Firstly, we will briefly present the Tatar people and their mother tongue (a Kipchak Turkic language, subfamily of the Altaic languages). Then we will offer an overview of the current state of the Tatar online corpora and the way it is evolving. We will present the Corpus of Written Tatar project: based entirely on a volunteer contribution, it is the result of creativity, enthusiasm, and professionalism of IT and Humanities experts from Kazan, the capital of the Tatar Republic in Russia. Their team built, launched, and has been successfully maintaining the first online Tatar corpora outperforming similar state-funded projects that appeared later. We will examine some of its functions and the impact it has on the representation of the Tatar language online.

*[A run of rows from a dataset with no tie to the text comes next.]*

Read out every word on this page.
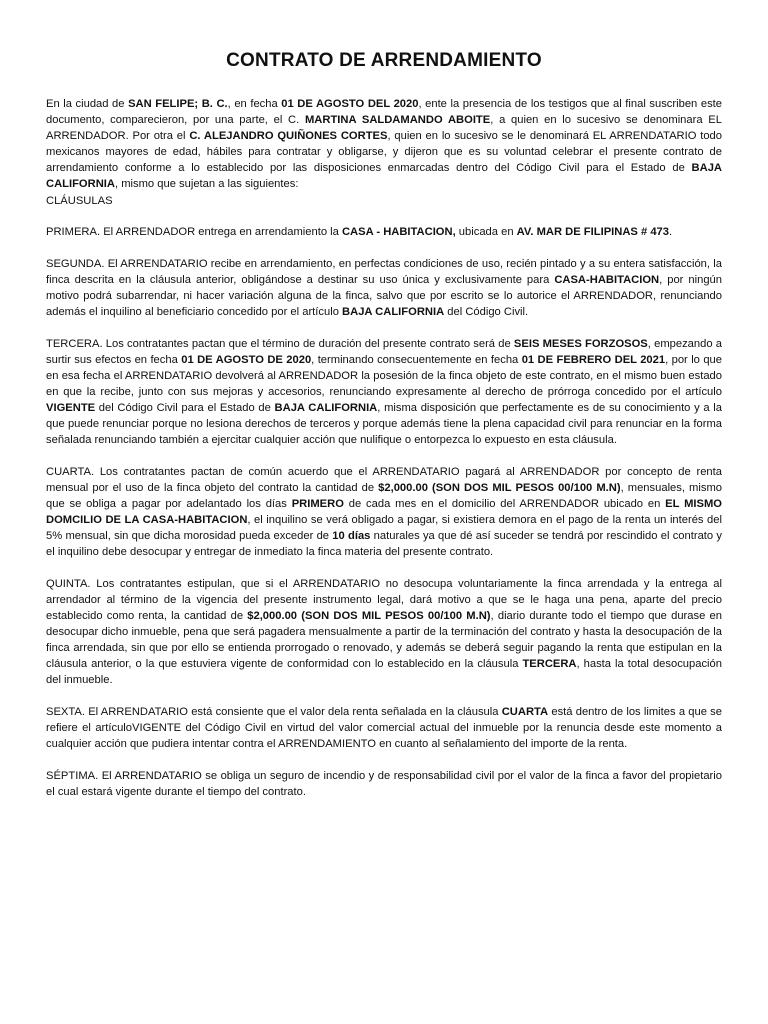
CONTRATO DE ARRENDAMIENTO

En la ciudad de SAN FELIPE; B. C., en fecha 01 DE AGOSTO DEL 2020, ente la presencia de los testigos que al final suscriben este documento, comparecieron, por una parte, el C. MARTINA SALDAMANDO ABOITE, a quien en lo sucesivo se denominara EL ARRENDADOR. Por otra el C. ALEJANDRO QUIÑONES CORTES, quien en lo sucesivo se le denominará EL ARRENDATARIO todo mexicanos mayores de edad, hábiles para contratar y obligarse, y dijeron que es su voluntad celebrar el presente contrato de arrendamiento conforme a lo establecido por las disposiciones enmarcadas dentro del Código Civil para el Estado de BAJA CALIFORNIA, mismo que sujetan a las siguientes:

CLÁUSULAS

PRIMERA. El ARRENDADOR entrega en arrendamiento la CASA - HABITACION, ubicada en AV. MAR DE FILIPINAS # 473.

SEGUNDA. El ARRENDATARIO recibe en arrendamiento, en perfectas condiciones de uso, recién pintado y a su entera satisfacción, la finca descrita en la cláusula anterior, obligándose a destinar su uso única y exclusivamente para CASA-HABITACION, por ningún motivo podrá subarrendar, ni hacer variación alguna de la finca, salvo que por escrito se lo autorice el ARRENDADOR, renunciando además el inquilino al beneficiario concedido por el artículo BAJA CALIFORNIA del Código Civil.

TERCERA. Los contratantes pactan que el término de duración del presente contrato será de SEIS MESES FORZOSOS, empezando a surtir sus efectos en fecha 01 DE AGOSTO DE 2020, terminando consecuentemente en fecha 01 DE FEBRERO DEL 2021, por lo que en esa fecha el ARRENDATARIO devolverá al ARRENDADOR la posesión de la finca objeto de este contrato, en el mismo buen estado en que la recibe, junto con sus mejoras y accesorios, renunciando expresamente al derecho de prórroga concedido por el artículo VIGENTE del Código Civil para el Estado de BAJA CALIFORNIA, misma disposición que perfectamente es de su conocimiento y a la que puede renunciar porque no lesiona derechos de terceros y porque además tiene la plena capacidad civil para renunciar en la forma señalada renunciando también a ejercitar cualquier acción que nulifique o entorpezca lo expuesto en esta cláusula.

CUARTA. Los contratantes pactan de común acuerdo que el ARRENDATARIO pagará al ARRENDADOR por concepto de renta mensual por el uso de la finca objeto del contrato la cantidad de $2,000.00 (SON DOS MIL PESOS 00/100 M.N), mensuales, mismo que se obliga a pagar por adelantado los días PRIMERO de cada mes en el domicilio del ARRENDADOR ubicado en EL MISMO DOMCILIO DE LA CASA-HABITACION, el inquilino se verá obligado a pagar, si existiera demora en el pago de la renta un interés del 5% mensual, sin que dicha morosidad pueda exceder de 10 días naturales ya que dé así suceder se tendrá por rescindido el contrato y el inquilino debe desocupar y entregar de inmediato la finca materia del presente contrato.

QUINTA. Los contratantes estipulan, que si el ARRENDATARIO no desocupa voluntariamente la finca arrendada y la entrega al arrendador al término de la vigencia del presente instrumento legal, dará motivo a que se le haga una pena, aparte del precio establecido como renta, la cantidad de $2,000.00 (SON DOS MIL PESOS 00/100 M.N), diario durante todo el tiempo que durase en desocupar dicho inmueble, pena que será pagadera mensualmente a partir de la terminación del contrato y hasta la desocupación de la finca arrendada, sin que por ello se entienda prorrogado o renovado, y además se deberá seguir pagando la renta que estipulan en la cláusula anterior, o la que estuviera vigente de conformidad con lo establecido en la cláusula TERCERA, hasta la total desocupación del inmueble.

SEXTA. El ARRENDATARIO está consiente que el valor dela renta señalada en la cláusula CUARTA está dentro de los limites a que se refiere el artículoVIGENTE del Código Civil en virtud del valor comercial actual del inmueble por la renuncia desde este momento a cualquier acción que pudiera intentar contra el ARRENDAMIENTO en cuanto al señalamiento del importe de la renta.

SÉPTIMA. El ARRENDATARIO se obliga un seguro de incendio y de responsabilidad civil por el valor de la finca a favor del propietario el cual estará vigente durante el tiempo del contrato.
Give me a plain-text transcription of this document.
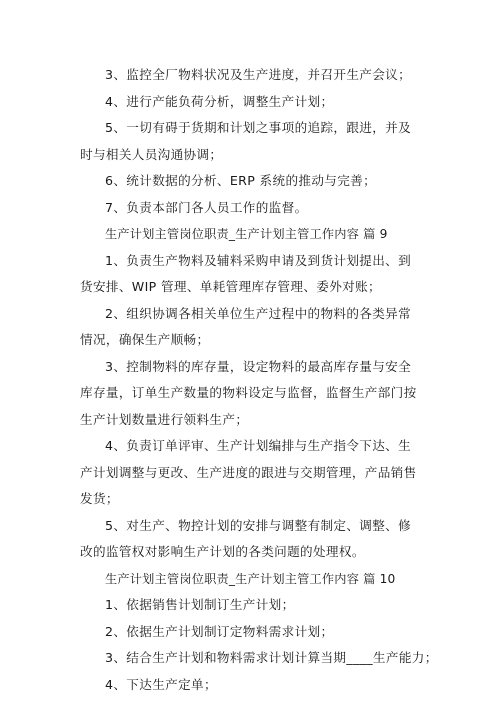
3、监控全厂物料状况及生产进度，并召开生产会议；
4、进行产能负荷分析，调整生产计划；
5、一切有碍于货期和计划之事项的追踪，跟进，并及
时与相关人员沟通协调；
6、统计数据的分析、ERP 系统的推动与完善；
7、负责本部门各人员工作的监督。
生产计划主管岗位职责_生产计划主管工作内容 篇 9
1、负责生产物料及辅料采购申请及到货计划提出、到
货安排、WIP 管理、单耗管理库存管理、委外对账；
2、组织协调各相关单位生产过程中的物料的各类异常
情况，确保生产顺畅；
3、控制物料的库存量，设定物料的最高库存量与安全
库存量，订单生产数量的物料设定与监督，监督生产部门按
生产计划数量进行领料生产；
4、负责订单评审、生产计划编排与生产指令下达、生
产计划调整与更改、生产进度的跟进与交期管理，产品销售
发货；
5、对生产、物控计划的安排与调整有制定、调整、修
改的监管权对影响生产计划的各类问题的处理权。
生产计划主管岗位职责_生产计划主管工作内容 篇 10
1、依据销售计划制订生产计划；
2、依据生产计划制订定物料需求计划；
3、结合生产计划和物料需求计划计算当期____生产能力；
4、下达生产定单；
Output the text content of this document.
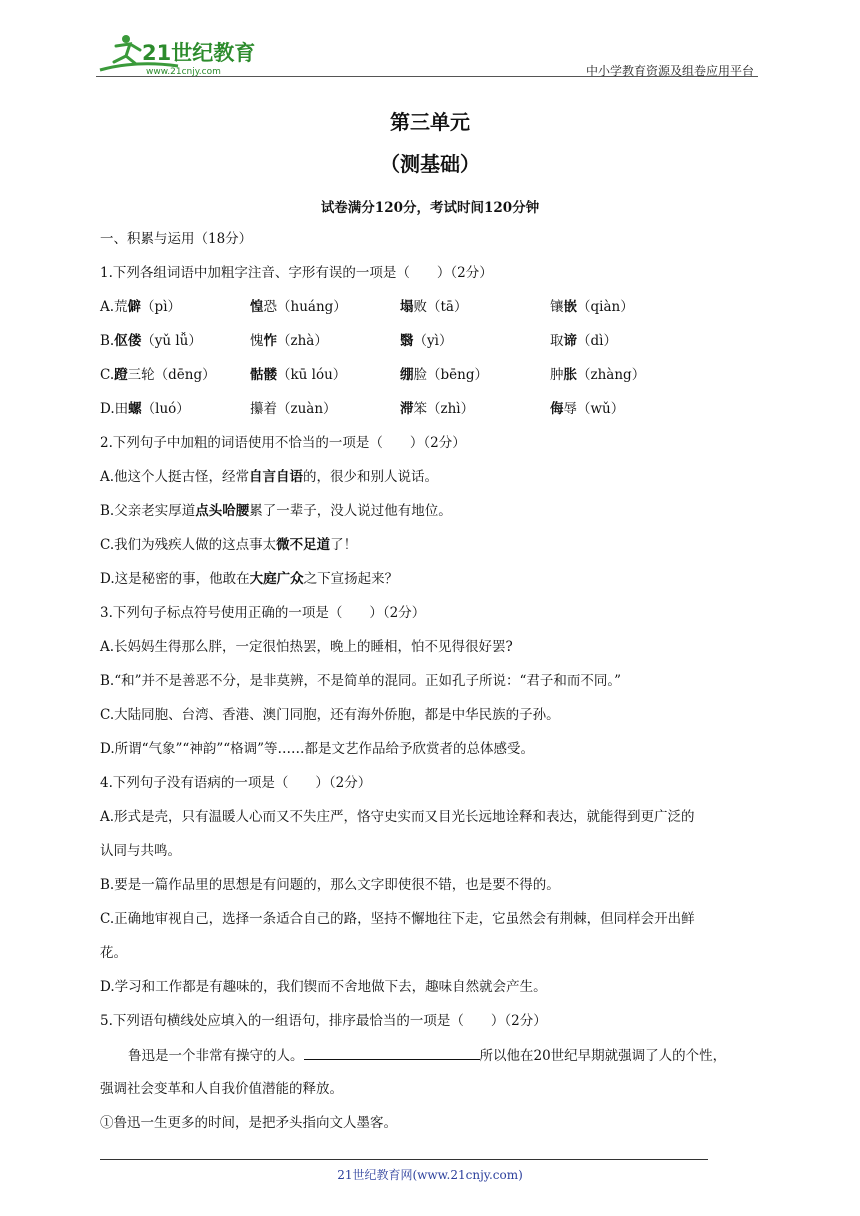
21世纪教育
www.21cnjy.com	中小学教育资源及组卷应用平台
第三单元
（测基础）
试卷满分120分，考试时间120分钟
一、积累与运用（18分）
1.下列各组词语中加粗字注音、字形有误的一项是（　　）（2分）
A.荒僻（pì）	惶恐（huáng）	塌败（tā）	镶嵌（qiàn）
B.伛偻（yǔ lǚ）	愧怍（zhà）	翳（yì）	取谛（dì）
C.蹬三轮（dēng）	骷髅（kū lóu）	绷脸（bēng）	肿胀（zhàng）
D.田螺（luó）	攥着（zuàn）	滞笨（zhì）	侮辱（wǔ）
2.下列句子中加粗的词语使用不恰当的一项是（　　）（2分）
A.他这个人挺古怪，经常自言自语的，很少和别人说话。
B.父亲老实厚道点头哈腰累了一辈子，没人说过他有地位。
C.我们为残疾人做的这点事太微不足道了！
D.这是秘密的事，他敢在大庭广众之下宣扬起来？
3.下列句子标点符号使用正确的一项是（　　）（2分）
A.长妈妈生得那么胖，一定很怕热罢，晚上的睡相，怕不见得很好罢?
B.“和”并不是善恶不分，是非莫辨，不是简单的混同。正如孔子所说：“君子和而不同。”
C.大陆同胞、台湾、香港、澳门同胞，还有海外侨胞，都是中华民族的子孙。
D.所谓“气象”“神韵”“格调”等……都是文艺作品给予欣赏者的总体感受。
4.下列句子没有语病的一项是（　　）（2分）
A.形式是壳，只有温暖人心而又不失庄严，恪守史实而又目光长远地诠释和表达，就能得到更广泛的
认同与共鸣。
B.要是一篇作品里的思想是有问题的，那么文字即使很不错，也是要不得的。
C.正确地审视自己，选择一条适合自己的路，坚持不懈地往下走，它虽然会有荆棘，但同样会开出鲜
花。
D.学习和工作都是有趣味的，我们锲而不舍地做下去，趣味自然就会产生。
5.下列语句横线处应填入的一组语句，排序最恰当的一项是（　　）（2分）
鲁迅是一个非常有操守的人。	所以他在20世纪早期就强调了人的个性，
强调社会变革和人自我价值潜能的释放。
①鲁迅一生更多的时间，是把矛头指向文人墨客。
21世纪教育网(www.21cnjy.com)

Finally, we will present an overview of Apertium, an international project, in which the team behind the Corpus of Written Tatar is also participating. Apertium is a free/open-source rule-based machine translation platform whose goal is to promote digital representation of minor languages through translation. Built and maintained through participatory work, this platform is a machine translation engine that enables language speakers and learners to translate from major languages into smaller ones and vice versa.
Not only do these projects facilitate language acquisition of the Tatar language both as a first and as a second mother tongue, but they also provide valuable applications, free and efficient, for writers, revisers, and translators. Just like any other Digital Humanities tools, these projects call for a joint team efforts and expertise.
Key-words: minority languages; representation of minority languages; minority languages corpus; online collaboration; Digital Humanities
Bios: Mansur Saykhunov holds a PhD in Tatar Philology and is one of the authors and the main developer of the Corpus of Written Tatar. He also participated in the development of the Tatar speech synthesizers. His current research interests are corpus linguistics, speech synthesis, Tatar phonetics. His main projects are: Text Corpus of the modern Tatar language; the Sketch Engine Project : Tatar News Corpus; Leipzig Corpora Collection : Tatar Mixed Corpus; APERTIUM: a free/open-source machine translation platform (contribution in testing and extending the dictionary of morphological analyzer for Tatar language)
Gulnara Shaydullina is a PhD student in Cognitive Informatics (University of Québec in Montreal). Born and raised in Russia, she graduated from the faculty of the Romance-Germanic Philology at the Bashkir State University (BGU, in Ufa, Russia) and worked as an ESL teacher, a translator, and an interpreter. Upon arrival in Canada, she received a Graduate Diploma in Translation (McGill University) followed by MA in Translation (University of Montreal). Her current research interests are crowdsourcing in translation, technology and translation, digital pedagogy, and teaching minority languages.